最近的证据表明,BMI 与癌症患者免疫检查点抑制剂的疗效之间可能存在相关性。本研究旨在评估体重指数(BMI)在接受派姆单抗二线治疗的复发性/转移性头颈部鳞状细胞癌(R/M HNSCC)患者中的预后价值。
本回顾性队列研究纳入了 49 例 R/M HNSCC 患者,这些患者在 2018 年 6 月至 2020 年 10 月期间至少接受了一个周期的派姆单抗二线治疗。对免疫治疗预后的生存分析和年龄、性别、BMI、ECOG-PS、CPS、rT 期、肿瘤部位和管饲等因素的风险因素分析。

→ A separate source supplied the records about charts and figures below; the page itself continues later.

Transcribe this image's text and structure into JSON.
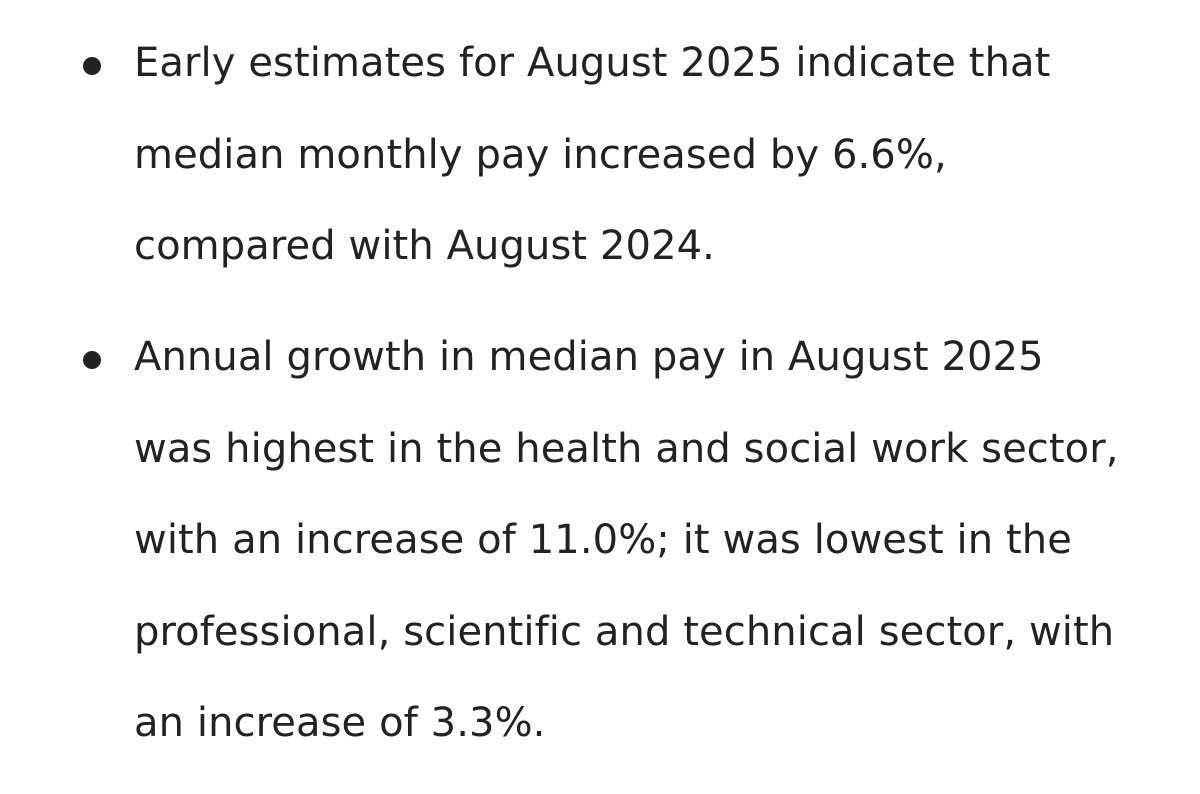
{
  "bullets": [
    {
      "lines": [
        "Early estimates for August 2025 indicate that",
        "median monthly pay increased by 6.6%,",
        "compared with August 2024."
      ]
    },
    {
      "lines": [
        "Annual growth in median pay in August 2025",
        "was highest in the health and social work sector,",
        "with an increase of 11.0%; it was lowest in the",
        "professional, scientific and technical sector, with",
        "an increase of 3.3%."
      ]
    }
  ]
}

在 49 例患者中,免疫治疗时的 BMI 范围为 14.5 至 32.0kg/m²。Kaplan-Meier 分析显示,BMI 与总生存时间(OS,p=0.0007)和无进展生存时间(PFS,p=0.0012)显著相关。在多变量 Cox 回归模型分析中,在调整了潜在混杂的临床变量后,对 BMI、性别、既往治疗、血清白蛋白水平、ECOG-PS、CPS 和 rT 期进行了分析。BMI 低(OS:HR=6.862,95%CI:1.566-30.064,p=0.011;PFS:HR=5.672,95%CI:1.364-23.586,p=0.017);ECOG≥2(OS:HR=0.250,95%CI:0.086-0.731,p=0.011;PFS:HR=0.284,95%CI:0.101-0.805,p=0.018);CPS<1(OS:HR=4.34,95%CI:1.271-15.464,p=0.019;PFS:HR=3.859,95%CI:1.180-12.618,p=0.025)和 rT4 期(OS:HR=4.380,95%CI:1.452-13.209,p=0.009;PFS:HR=3.799,95%CI:1.240-11.638,p=0.019)患者死亡风险更高。
临床诊断时的 BMI 被证明是接受派姆单抗治疗的 R/M HNSCC 患者的独立预测因素。与正常体重患者相比,体重不足患者的临床预后更差。